I noticed that Litecoin and other not-so-solid fundamental coins, such as EOS or Bitcoin Cash, for example, over the last few months, have been rapidly slipping lower back towards their 2020 valuations before the mega bull trend.

The critical point to note is that unlike other young upstarts in the crypto industry, the fundamentals for these tokens have arguably worsened. Thus, they will probably be some of the worst affected in a bear market 

The LTC/USD pair has had many chances to rally. The nail in the coffin was after the Walmart debacle and its failure to hold onto its gains.

I am going to use the value proposition example here again. Litecoin has to reach bargain-basement levels—between $70.00 to $50.00—to get me excited for an LTC/USD long trade. Even then, it is a very risky buy.  

Overall, Litecoin tends to perform better than Bitcoin in a bull market and, consequently, worse in a negative trend. The case for trading LTC is then strong. However, holding LTC as a long-term investment in a bear is a very different scenario. And one that becomes hard to justify right now.

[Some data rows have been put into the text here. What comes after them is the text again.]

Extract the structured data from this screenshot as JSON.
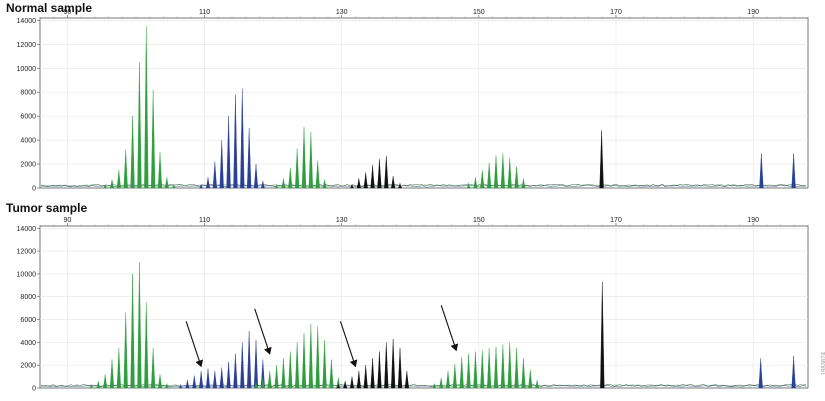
{
  "panels": [
    {
      "title": "Normal sample",
      "chart_data": {
        "type": "line",
        "xlabel": "",
        "ylabel": "",
        "xlim": [
          86,
          198
        ],
        "ylim": [
          0,
          14200
        ],
        "x_ticks": [
          90,
          110,
          130,
          150,
          170,
          190
        ],
        "y_ticks": [
          0,
          2000,
          4000,
          6000,
          8000,
          10000,
          12000,
          14000
        ],
        "grid": true,
        "peak_groups": [
          {
            "color": "#2e9e3e",
            "peaks": [
              [
                95.5,
                300
              ],
              [
                96.5,
                700
              ],
              [
                97.5,
                1500
              ],
              [
                98.5,
                3200
              ],
              [
                99.5,
                6000
              ],
              [
                100.5,
                10500
              ],
              [
                101.5,
                13500
              ],
              [
                102.5,
                8200
              ],
              [
                103.5,
                3000
              ],
              [
                104.5,
                900
              ],
              [
                105.5,
                300
              ]
            ]
          },
          {
            "color": "#2a3f98",
            "peaks": [
              [
                109.5,
                300
              ],
              [
                110.5,
                900
              ],
              [
                111.5,
                2200
              ],
              [
                112.5,
                4000
              ],
              [
                113.5,
                6000
              ],
              [
                114.5,
                7800
              ],
              [
                115.5,
                8300
              ],
              [
                116.5,
                5000
              ],
              [
                117.5,
                2000
              ],
              [
                118.5,
                600
              ]
            ]
          },
          {
            "color": "#2e9e3e",
            "peaks": [
              [
                120.5,
                300
              ],
              [
                121.5,
                800
              ],
              [
                122.5,
                1700
              ],
              [
                123.5,
                3300
              ],
              [
                124.5,
                5100
              ],
              [
                125.5,
                4700
              ],
              [
                126.5,
                2300
              ],
              [
                127.5,
                700
              ]
            ]
          },
          {
            "color": "#111111",
            "peaks": [
              [
                131.5,
                300
              ],
              [
                132.5,
                800
              ],
              [
                133.5,
                1300
              ],
              [
                134.5,
                1900
              ],
              [
                135.5,
                2400
              ],
              [
                136.5,
                2700
              ],
              [
                137.5,
                1000
              ],
              [
                138.5,
                400
              ]
            ]
          },
          {
            "color": "#2e9e3e",
            "peaks": [
              [
                148.5,
                400
              ],
              [
                149.5,
                900
              ],
              [
                150.5,
                1500
              ],
              [
                151.5,
                2100
              ],
              [
                152.5,
                2700
              ],
              [
                153.5,
                2900
              ],
              [
                154.5,
                2500
              ],
              [
                155.5,
                1800
              ],
              [
                156.5,
                800
              ]
            ]
          },
          {
            "color": "#111111",
            "peaks": [
              [
                167.9,
                4800
              ]
            ]
          },
          {
            "color": "#2a3f98",
            "peaks": [
              [
                191.2,
                2900
              ]
            ]
          },
          {
            "color": "#2a3f98",
            "peaks": [
              [
                195.9,
                2900
              ]
            ]
          }
        ],
        "arrows": []
      }
    },
    {
      "title": "Tumor sample",
      "chart_data": {
        "type": "line",
        "xlabel": "",
        "ylabel": "",
        "xlim": [
          86,
          198
        ],
        "ylim": [
          0,
          14200
        ],
        "x_ticks": [
          90,
          110,
          130,
          150,
          170,
          190
        ],
        "y_ticks": [
          0,
          2000,
          4000,
          6000,
          8000,
          10000,
          12000,
          14000
        ],
        "grid": true,
        "peak_groups": [
          {
            "color": "#2e9e3e",
            "peaks": [
              [
                93.5,
                300
              ],
              [
                94.5,
                600
              ],
              [
                95.5,
                1200
              ],
              [
                96.5,
                2500
              ],
              [
                97.5,
                3500
              ],
              [
                98.5,
                6600
              ],
              [
                99.5,
                10000
              ],
              [
                100.5,
                11000
              ],
              [
                101.5,
                7500
              ],
              [
                102.5,
                3500
              ],
              [
                103.5,
                1200
              ],
              [
                104.5,
                400
              ]
            ]
          },
          {
            "color": "#2a3f98",
            "peaks": [
              [
                106.5,
                300
              ],
              [
                107.5,
                700
              ],
              [
                108.5,
                1100
              ],
              [
                109.5,
                1500
              ],
              [
                110.5,
                1700
              ],
              [
                111.5,
                1500
              ],
              [
                112.5,
                1800
              ],
              [
                113.5,
                2300
              ],
              [
                114.5,
                3000
              ],
              [
                115.5,
                4000
              ],
              [
                116.5,
                5000
              ],
              [
                117.5,
                4200
              ],
              [
                118.5,
                2500
              ],
              [
                119.5,
                1000
              ]
            ]
          },
          {
            "color": "#2e9e3e",
            "peaks": [
              [
                117.5,
                500
              ],
              [
                118.5,
                900
              ],
              [
                119.5,
                1500
              ],
              [
                120.5,
                2000
              ],
              [
                121.5,
                2600
              ],
              [
                122.5,
                3200
              ],
              [
                123.5,
                4000
              ],
              [
                124.5,
                4800
              ],
              [
                125.5,
                5600
              ],
              [
                126.5,
                5400
              ],
              [
                127.5,
                4200
              ],
              [
                128.5,
                2500
              ],
              [
                129.5,
                900
              ]
            ]
          },
          {
            "color": "#111111",
            "peaks": [
              [
                129.5,
                300
              ],
              [
                130.5,
                600
              ],
              [
                131.5,
                1000
              ],
              [
                132.5,
                1500
              ],
              [
                133.5,
                2000
              ],
              [
                134.5,
                2600
              ],
              [
                135.5,
                3200
              ],
              [
                136.5,
                4000
              ],
              [
                137.5,
                4300
              ],
              [
                138.5,
                3500
              ],
              [
                139.5,
                1500
              ]
            ]
          },
          {
            "color": "#2e9e3e",
            "peaks": [
              [
                143.5,
                400
              ],
              [
                144.5,
                900
              ],
              [
                145.5,
                1500
              ],
              [
                146.5,
                2100
              ],
              [
                147.5,
                2700
              ],
              [
                148.5,
                3000
              ],
              [
                149.5,
                3200
              ],
              [
                150.5,
                3300
              ],
              [
                151.5,
                3500
              ],
              [
                152.5,
                3600
              ],
              [
                153.5,
                3800
              ],
              [
                154.5,
                4000
              ],
              [
                155.5,
                3500
              ],
              [
                156.5,
                2600
              ],
              [
                157.5,
                1600
              ],
              [
                158.5,
                700
              ]
            ]
          },
          {
            "color": "#111111",
            "peaks": [
              [
                168.0,
                9300
              ]
            ]
          },
          {
            "color": "#2a3f98",
            "peaks": [
              [
                191.1,
                2600
              ]
            ]
          },
          {
            "color": "#2a3f98",
            "peaks": [
              [
                195.9,
                2800
              ]
            ]
          }
        ],
        "arrows": [
          {
            "x": 109.5,
            "y": 1900
          },
          {
            "x": 119.5,
            "y": 3000
          },
          {
            "x": 132.0,
            "y": 1900
          },
          {
            "x": 146.7,
            "y": 3300
          }
        ]
      }
    }
  ],
  "watermark": "1983674"
}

LTC/USD Monthly price chart. Source: Trading View

It’s not difficult for me to take a contrarian stance at this stage and talk down the recent recovery. I am not feeling the bull case for this recovery after the Fed meeting. 

Under current circumstances, I would have trouble sleeping if I held a long BTC from these levels. With the ongoing war and rising COVID-19 cases in Asia, I don’t think it’s a great time to buy riskier asset classes. 

The genuine risk of a market capitulation-type event is at the forefront of my mind. Thus, I prefer to be on the short side until the fundamental conditions change and the market proves me wrong.